Pauline Wolff, urbaniste à l’Université de Montréal, croit que le temps est le meilleur allié des grands changements, comme ceux attendus sur le boulevard Henri-Bourassa.
Journal des voisins: Pourquoi faire un changement aussi radical sur le boulevard Henri-Bourassa?
Pauline Wolff: Certaines choses planifiées dans les années 1950 et 1960 ne fonctionnent plus. Ce qui justifie de faire une révolution des différents modes de transport, c’est de prendre des décisions de façon centralisée. Henri-Bourassa est une autoroute urbaine. Il est impossible de ne pas toucher à cet axe-là.
D’où vient la résistance aux changements sur Henri-Bourassa?
En ce moment, il y a une polarisation incroyable dans la société. Des élus reçoivent même des menaces de mort! C’est sûr que nous sommes à un moment de transition dans la ville et il y a deux modes de vie qui s’affrontent. Mais je trouve que cette polarisation, c’est l’arbre qui cache la forêt. La forêt en arrière, c’est tout ce qui justifie de réaménager des axes majeurs aux cœurs des quartiers, des axes de transit, des lieux incroyablement dangereux dans lesquels se produisent des accidents terribles.
Le rejet populaire peut-il menacer le projet?
Il faut quand même souligner qu’en ce moment, c’est un très petit groupe de gens qui fait énormément de bruit. Les gens s’insultent, menacent de mort, se font sortir des conseils d’arrondissement.
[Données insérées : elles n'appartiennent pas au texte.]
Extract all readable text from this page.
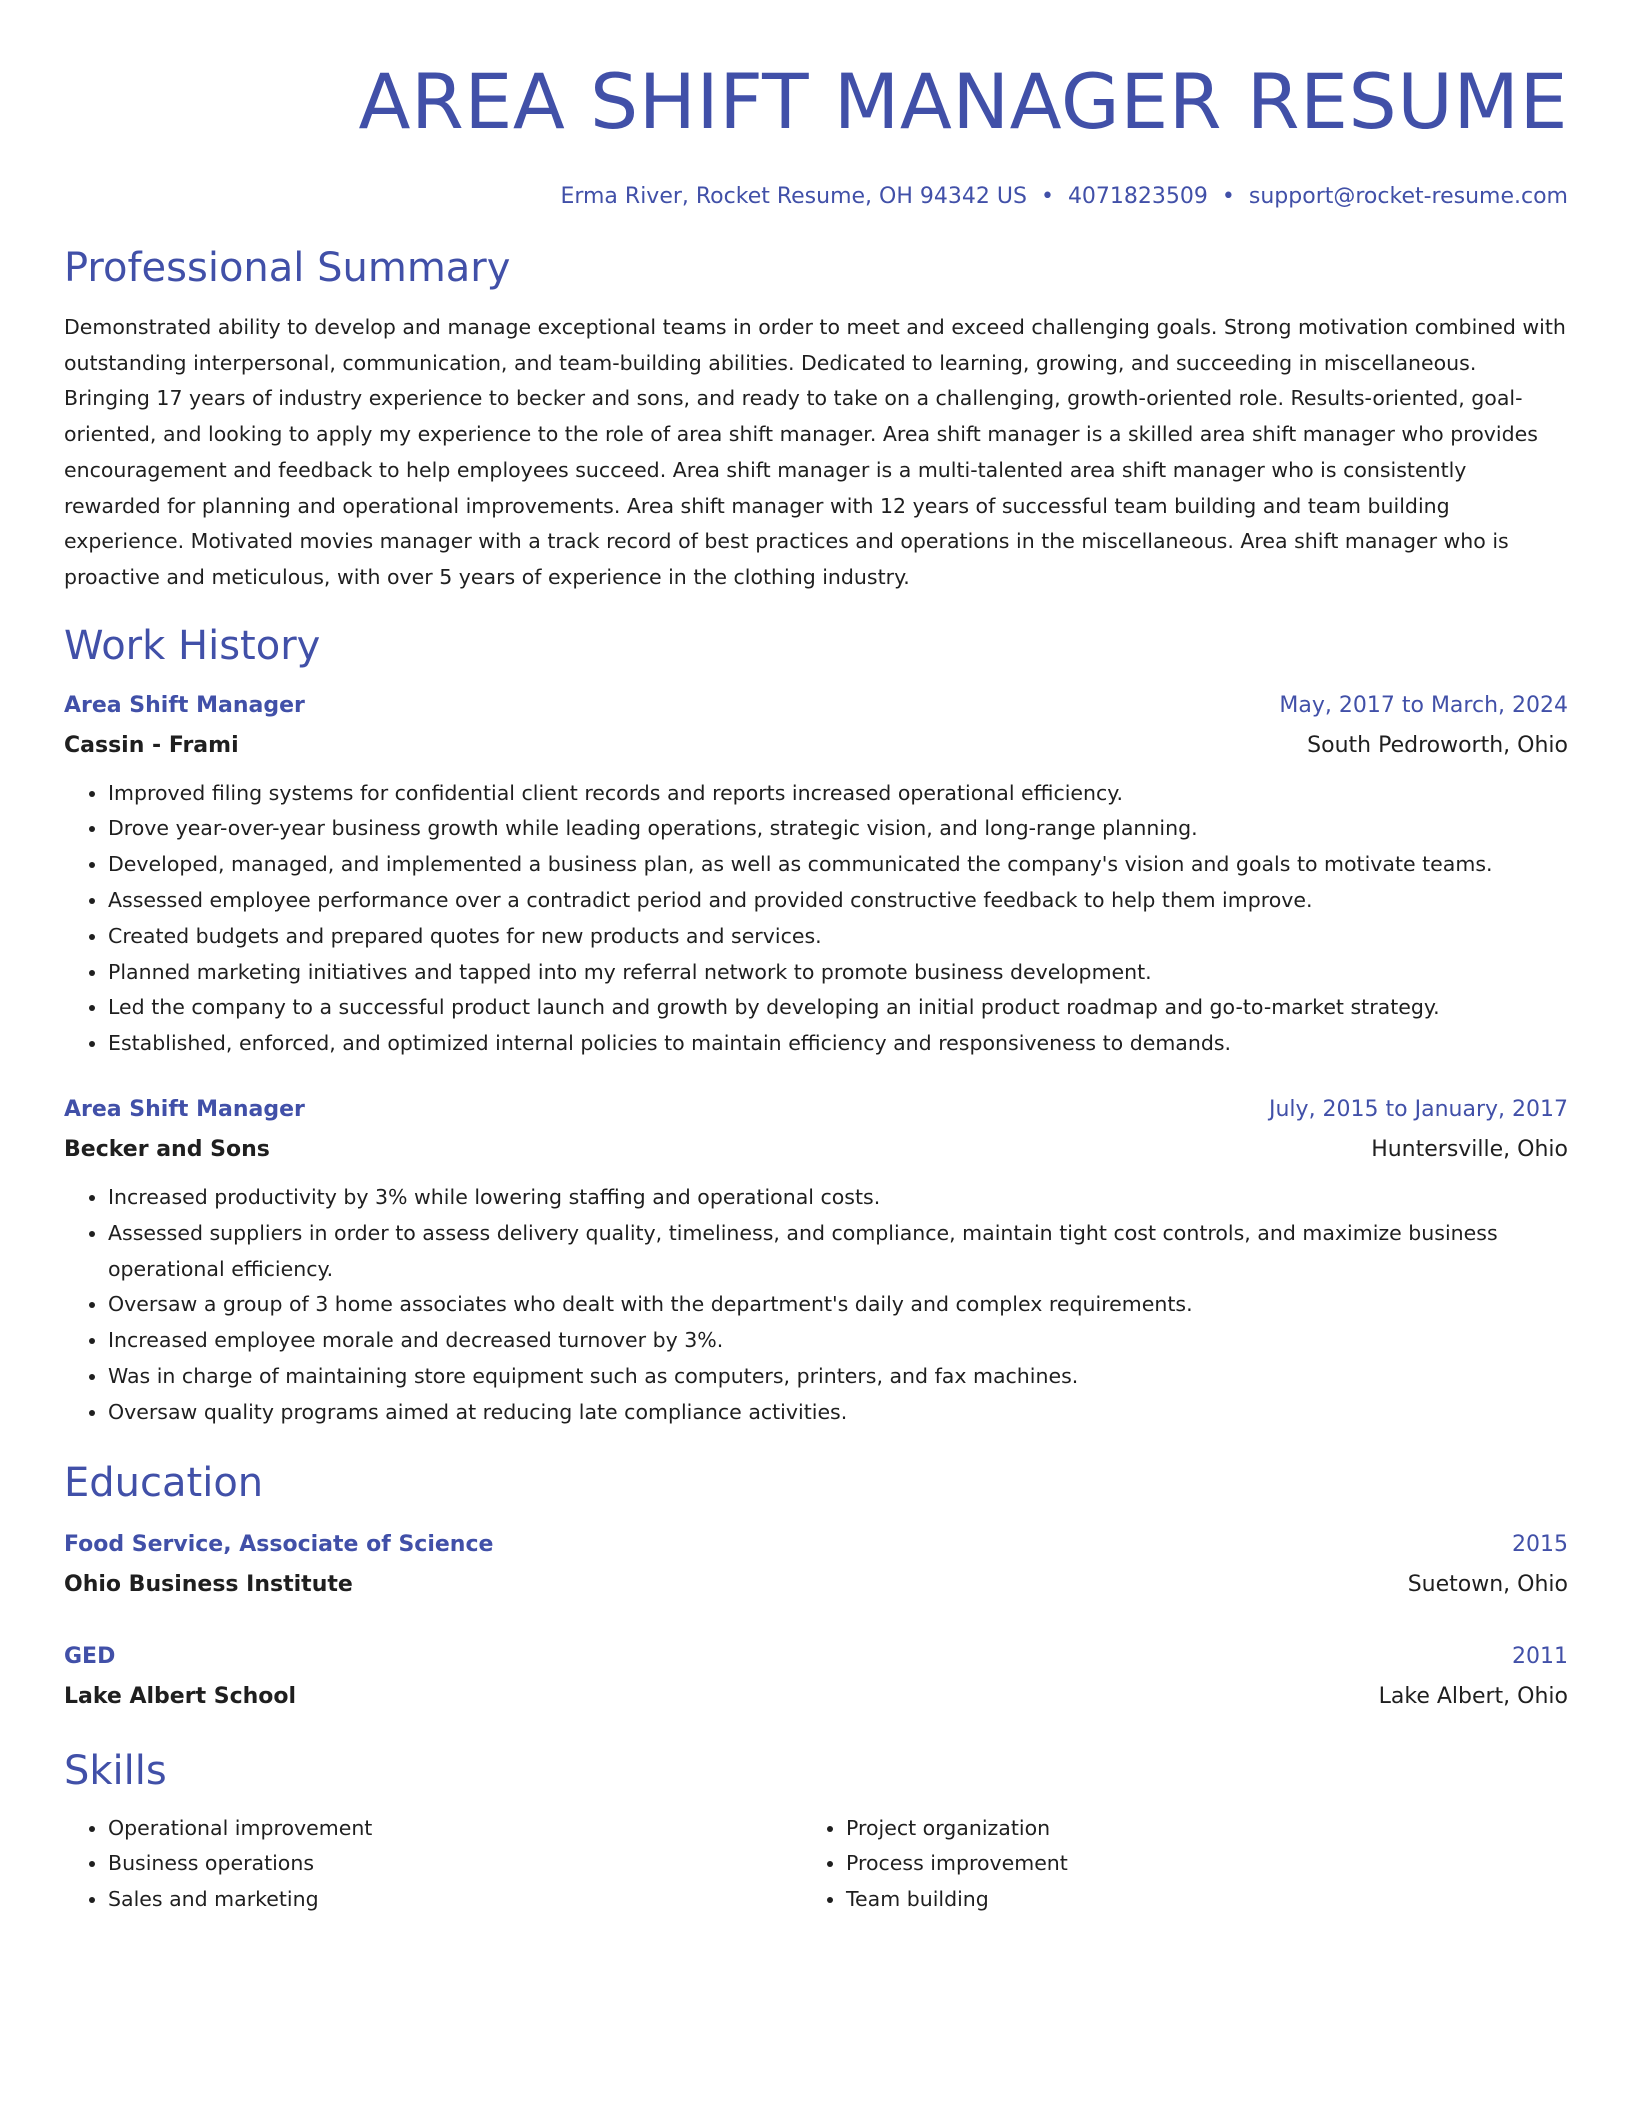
AREA SHIFT MANAGER RESUME
Erma River, Rocket Resume, OH 94342 US • 4071823509 • support@rocket-resume.com
Professional Summary
Demonstrated ability to develop and manage exceptional teams in order to meet and exceed challenging goals. Strong motivation combined with outstanding interpersonal, communication, and team-building abilities. Dedicated to learning, growing, and succeeding in miscellaneous. Bringing 17 years of industry experience to becker and sons, and ready to take on a challenging, growth-oriented role. Results-oriented, goal-oriented, and looking to apply my experience to the role of area shift manager. Area shift manager is a skilled area shift manager who provides encouragement and feedback to help employees succeed. Area shift manager is a multi-talented area shift manager who is consistently rewarded for planning and operational improvements. Area shift manager with 12 years of successful team building and team building experience. Motivated movies manager with a track record of best practices and operations in the miscellaneous. Area shift manager who is proactive and meticulous, with over 5 years of experience in the clothing industry.
Work History
Area Shift Manager	May, 2017 to March, 2024
Cassin - Frami	South Pedroworth, Ohio
• Improved filing systems for confidential client records and reports increased operational efficiency.
• Drove year-over-year business growth while leading operations, strategic vision, and long-range planning.
• Developed, managed, and implemented a business plan, as well as communicated the company's vision and goals to motivate teams.
• Assessed employee performance over a contradict period and provided constructive feedback to help them improve.
• Created budgets and prepared quotes for new products and services.
• Planned marketing initiatives and tapped into my referral network to promote business development.
• Led the company to a successful product launch and growth by developing an initial product roadmap and go-to-market strategy.
• Established, enforced, and optimized internal policies to maintain efficiency and responsiveness to demands.
Area Shift Manager	July, 2015 to January, 2017
Becker and Sons	Huntersville, Ohio
• Increased productivity by 3% while lowering staffing and operational costs.
• Assessed suppliers in order to assess delivery quality, timeliness, and compliance, maintain tight cost controls, and maximize business operational efficiency.
• Oversaw a group of 3 home associates who dealt with the department's daily and complex requirements.
• Increased employee morale and decreased turnover by 3%.
• Was in charge of maintaining store equipment such as computers, printers, and fax machines.
• Oversaw quality programs aimed at reducing late compliance activities.
Education
Food Service, Associate of Science	2015
Ohio Business Institute	Suetown, Ohio
GED	2011
Lake Albert School	Lake Albert, Ohio
Skills
• Operational improvement
• Business operations
• Sales and marketing
• Project organization
• Process improvement
• Team building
On est quand même rendu loin, parce qu’on supprime quelques cases de stationnement et qu’on fait des pistes cyclables. Si la majorité silencieuse s’exprimait davantage, on se rendrait compte qu’il y a quand même beaucoup de gens contents de ce qui est en train d’arriver.
Est-ce qu’avec le temps ces changements seront mieux acceptés?
Au début, les gens sont fâchés. Mais une fois que les habitudes ont changé, cela devient du quotidien et ce n’est plus source de haine et de rage. J’ai un exemple qui me concerne. J’ai grandi à Strasbourg. Dans les années 1990, le tramway est apparu dans ma rue. Je me souviens de discussions enflammées avec mon père qui hurlait que c’était honteux, qu’on ne pourrait plus se déplacer. Effectivement, c’était très dur à vivre. Maintenant, à 75 ans, il est ravi de pouvoir montrer dans un transport silencieux, qui l’emmène en toute sérénité au centre-ville.
En attendant, comment faire accepter la transition?
Il faut amener la population à se projeter dans quelque chose de positif pour qu’elle soit capable de vivre les situations négatives temporaires, parce que tôt ou tard, les choses s’amélioreront.